Pact

“Do you love me?” Nick slurred, his voice low, solemn. His plan couldn’t wait any longer. Every second he spent in that bar, doing nothing but talking, was a needle under his fingernail. No one else around him saw the world was ending, not even Magdalene, sitting next to him at their favourite bar, sipping from her large glass of sangria. 

“I do love you,” Magdalene said, but he smelled doubt in her breath. He couldn’t tell if her smile was sweet or indifferent, if her passion was still alive under the tepid ashes of her calm, soft voice. 

“Do you remember our plans to run away together?”

She remembered those plans like she remembered most of his other drunken rambles, but sometimes he was sincere underneath his chaos.
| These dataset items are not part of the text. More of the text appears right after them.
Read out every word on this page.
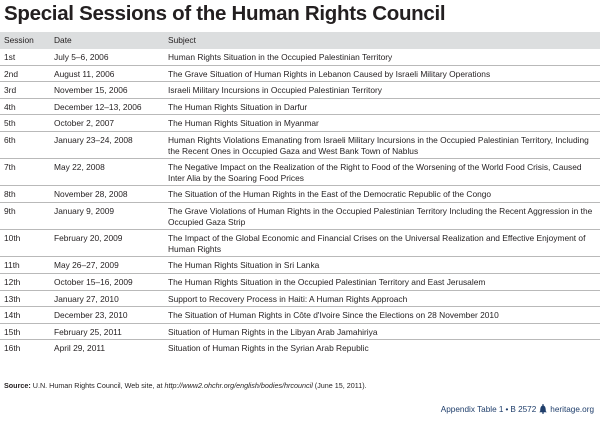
Special Sessions of the Human Rights Council
Session	Date	Subject
1st	July 5–6, 2006	Human Rights Situation in the Occupied Palestinian Territory
2nd	August 11, 2006	The Grave Situation of Human Rights in Lebanon Caused by Israeli Military Operations
3rd	November 15, 2006	Israeli Military Incursions in Occupied Palestinian Territory
4th	December 12–13, 2006	The Human Rights Situation in Darfur
5th	October 2, 2007	The Human Rights Situation in Myanmar
6th	January 23–24, 2008	Human Rights Violations Emanating from Israeli Military Incursions in the Occupied Palestinian Territory, Including the Recent Ones in Occupied Gaza and West Bank Town of Nablus
7th	May 22, 2008	The Negative Impact on the Realization of the Right to Food of the Worsening of the World Food Crisis, Caused Inter Alia by the Soaring Food Prices
8th	November 28, 2008	The Situation of the Human Rights in the East of the Democratic Republic of the Congo
9th	January 9, 2009	The Grave Violations of Human Rights in the Occupied Palestinian Territory Including the Recent Aggression in the Occupied Gaza Strip
10th	February 20, 2009	The Impact of the Global Economic and Financial Crises on the Universal Realization and Effective Enjoyment of Human Rights
11th	May 26–27, 2009	The Human Rights Situation in Sri Lanka
12th	October 15–16, 2009	The Human Rights Situation in the Occupied Palestinian Territory and East Jerusalem
13th	January 27, 2010	Support to Recovery Process in Haiti: A Human Rights Approach
14th	December 23, 2010	The Situation of Human Rights in Côte d'Ivoire Since the Elections on 28 November 2010
15th	February 25, 2011	Situation of Human Rights in the Libyan Arab Jamahiriya
16th	April 29, 2011	Situation of Human Rights in the Syrian Arab Republic
Source: U.N. Human Rights Council, Web site, at http://www2.ohchr.org/english/bodies/hrcouncil (June 15, 2011).
Appendix Table 1 • B 2572 heritage.org
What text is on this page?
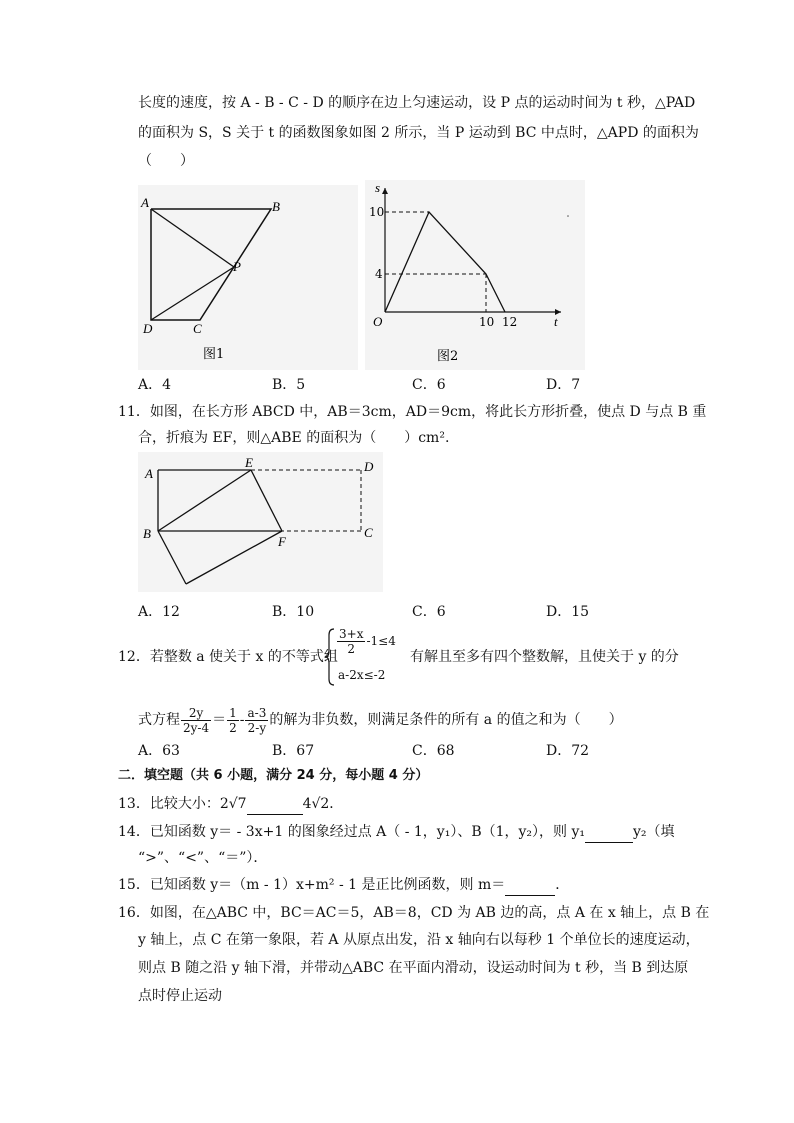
长度的速度，按 A - B - C - D 的顺序在边上匀速运动，设 P 点的运动时间为 t 秒，△PAD
的面积为 S，S 关于 t 的函数图象如图 2 所示，当 P 运动到 BC 中点时，△APD 的面积为
（　　）
A	B
C
D
P
图1
s
10
4
O	10 12	t
图2
A．4	B．5	C．6	D．7
11．如图，在长方形 ABCD 中，AB＝3cm，AD＝9cm，将此长方形折叠，使点 D 与点 B 重
合，折痕为 EF，则△ABE 的面积为（　　）cm².
A
E	D
B
F
C
A．12	B．10	C．6	D．15
12．若整数 a 使关于 x 的不等式组
$\frac{3+x}{2} -1\le 4$
a-2x≤-2
有解且至多有四个整数解，且使关于 y 的分
式方程 $\frac{2y}{2y-4} = \frac{1}{2} - \frac{a-3}{2-y}$ 的解为非负数，则满足条件的所有 a 的值之和为（　　）
A．63	B．67	C．68	D．72
二．填空题（共 6 小题，满分 24 分，每小题 4 分）
13．比较大小：2√7	4√2．
14．已知函数 y＝ - 3x+1 的图象经过点 A（ - 1，y₁）、B（1，y₂），则 y₁	y₂（填
“>”、“<”、“＝”）．
15．已知函数 y＝（m - 1）x+m² - 1 是正比例函数，则 m＝	．
16．如图，在△ABC 中，BC＝AC＝5，AB＝8，CD 为 AB 边的高，点 A 在 x 轴上，点 B 在
y 轴上，点 C 在第一象限，若 A 从原点出发，沿 x 轴向右以每秒 1 个单位长的速度运动，
则点 B 随之沿 y 轴下滑，并带动△ABC 在平面内滑动，设运动时间为 t 秒，当 B 到达原
点时停止运动
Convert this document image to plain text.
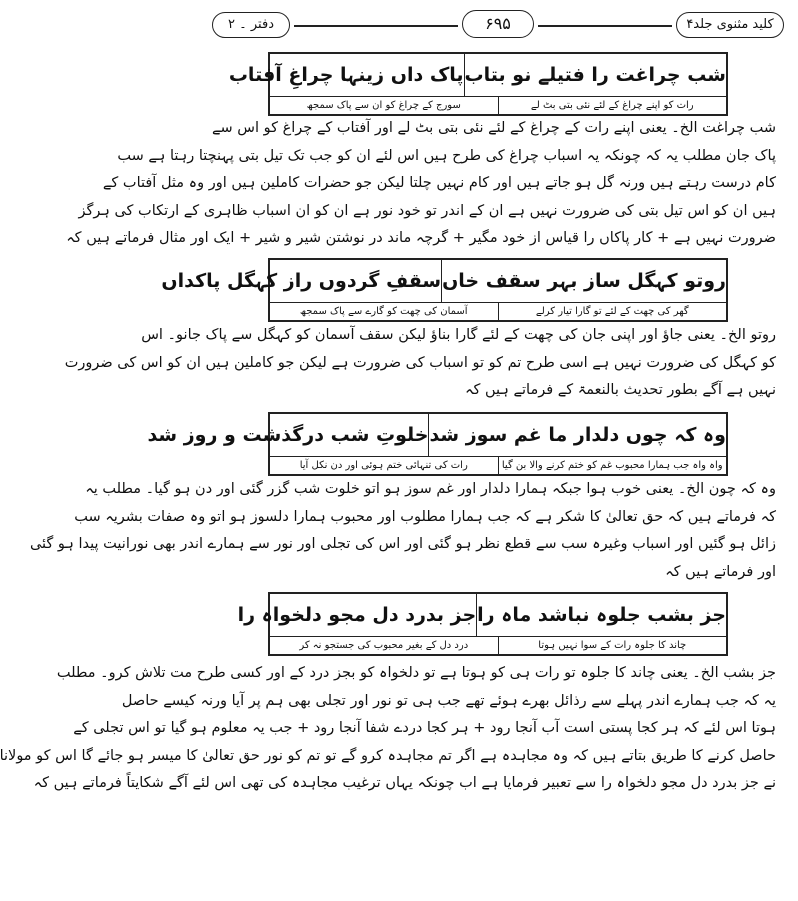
کلید مثنوی جلد۴
۶۹۵
دفتر ۔ ۲
شب چراغت را فتیلے نو بتاب
پاک داں زینہا چراغِ آفتاب
رات کو اپنے چراغ کے لئے نئی بتی بٹ لے
سورج کے چراغ کو ان سے پاک سمجھ
شب چراغت الخ۔ یعنی اپنے رات کے چراغ کے لئے نئی بتی بٹ لے اور آفتاب کے چراغ کو اس سے
پاک جان مطلب یہ کہ چونکہ یہ اسباب چراغ کی طرح ہیں اس لئے ان کو جب تک تیل بتی پہنچتا رہتا ہے سب
کام درست رہتے ہیں ورنہ گل ہو جاتے ہیں اور کام نہیں چلتا لیکن جو حضرات کاملین ہیں اور وہ مثل آفتاب کے
ہیں ان کو اس تیل بتی کی ضرورت نہیں ہے ان کے اندر تو خود نور ہے ان کو ان اسباب ظاہری کے ارتکاب کی ہرگز
ضرورت نہیں ہے + کار پاکاں را قیاس از خود مگیر + گرچہ ماند در نوشتن شیر و شیر + ایک اور مثال فرماتے ہیں کہ
روتو کہگل ساز بہر سقف خاں
سقفِ گردوں راز کہگل پاکداں
گھر کی چھت کے لئے تو گارا تیار کرلے
آسمان کی چھت کو گارے سے پاک سمجھ
روتو الخ۔ یعنی جاؤ اور اپنی جان کی چھت کے لئے گارا بناؤ لیکن سقف آسمان کو کہگل سے پاک جانو۔ اس
کو کہگل کی ضرورت نہیں ہے اسی طرح تم کو تو اسباب کی ضرورت ہے لیکن جو کاملین ہیں ان کو اس کی ضرورت
نہیں ہے آگے بطور تحدیث بالنعمۃ کے فرماتے ہیں کہ
وہ کہ چوں دلدار ما غم سوز شد
خلوتِ شب درگذشت و روز شد
واہ واہ جب ہمارا محبوب غم کو ختم کرنے والا بن گیا
رات کی تنہائی ختم ہوئی اور دن نکل آیا
وہ کہ چون الخ۔ یعنی خوب ہوا جبکہ ہمارا دلدار اور غم سوز ہو اتو خلوت شب گزر گئی اور دن ہو گیا۔ مطلب یہ
کہ فرماتے ہیں کہ حق تعالیٰ کا شکر ہے کہ جب ہمارا مطلوب اور محبوب ہمارا دلسوز ہو اتو وہ صفات بشریہ سب
زائل ہو گئیں اور اسباب وغیرہ سب سے قطع نظر ہو گئی اور اس کی تجلی اور نور سے ہمارے اندر بھی نورانیت پیدا ہو گئی
اور فرماتے ہیں کہ
جز بشب جلوہ نباشد ماہ را
جز بدرد دل مجو دلخواہ را
چاند کا جلوہ رات کے سوا نہیں ہوتا
درد دل کے بغیر محبوب کی جستجو نہ کر
جز بشب الخ۔ یعنی چاند کا جلوہ تو رات ہی کو ہوتا ہے تو دلخواہ کو بجز درد کے اور کسی طرح مت تلاش کرو۔ مطلب
یہ کہ جب ہمارے اندر پہلے سے رذائل بھرے ہوئے تھے جب ہی تو نور اور تجلی بھی ہم پر آیا ورنہ کیسے حاصل
ہوتا اس لئے کہ ہر کجا پستی است آب آنجا رود + ہر کجا دردے شفا آنجا رود + جب یہ معلوم ہو گیا تو اس تجلی کے
حاصل کرنے کا طریق بتاتے ہیں کہ وہ مجاہدہ ہے اگر تم مجاہدہ کرو گے تو تم کو نور حق تعالیٰ کا میسر ہو جائے گا اس کو مولانا
نے جز بدرد دل مجو دلخواہ را سے تعبیر فرمایا ہے اب چونکہ یہاں ترغیب مجاہدہ کی تھی اس لئے آگے شکایتاً فرماتے ہیں کہ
Her large brown eyes dug into his, prying his heart open to fix the damage. “Nick, what is this about?”

He leaned closer to her, merging with the shadows on their corner table, away from other couples and groups of friends and tourists seeking respite from the cold and the boredom on that Wednesday night.

“It won’t happen, at least not as we planned. I know what’s coming: ruin, for all of us, and I can’t stop it. Everything is unravelling and I’ll be trapped in this life, away from you and all that matters to me. But there’s a way out for us—come home with me. Let’s get drunk and make love like we used to and then let’s leave this world together. I am ready to die with you.”

Magdalene froze for a moment, holding her glass close to her chest, uncertain of his resolve. She had seen his somber moods before: they always started with a nightmare that polluted his days, poisoned his food and clouded his mind. Soon, the nightmares rained fire on his world, obliterating whatever sanity he had left.

“You—you can’t be serious,” she stammered. “What about your wife?”

“She’ll feel relieved to be rid of me,” he sighed.

Magdalene shook her head and leaned even closer to hold his hands. In the past, a little firmness always worked when the dark clouds took in and he stopped making sense. What he needed was a tether to reality to make him feel the weight of his words. “Death fixes nothing, Nick, and I didn’t come here to die. Let me take you home. Sleep it off and we’ll talk again tomorrow, yes? We can have dinner, talk some more.” 

Defeated, disoriented with anguish, Nick let out a painful smile. She was still holding his hands, but she felt too far away for her warmth to soothe him.

“I promise to go straight to bed if you promise not to tell anyone. But I’d rather walk, Magdalene. The fresh air will clear my head.” Unsure, she opened her mouth to insist, but he cut her off, still smiling. “I swear I won’t go and drown myself in the sea, or something.”

“We’ll talk tomorrow, then.” Her smile was genuine this time, he thought, with a pang of sadness, but when they hugged he realised he’d never see her again. Black clouds returned to his mind as soon as she disappeared out the door and his resolve appeared to him again, clear as day. He took his phone out of his pocket to make a call.

“Alice, if you love me, don’t say a word. I know what’s coming: ruin, for all of us. I can’t stop it. We won’t be together as we planned unless you come see me now. I’ll be at our table in our bar. See you soon.”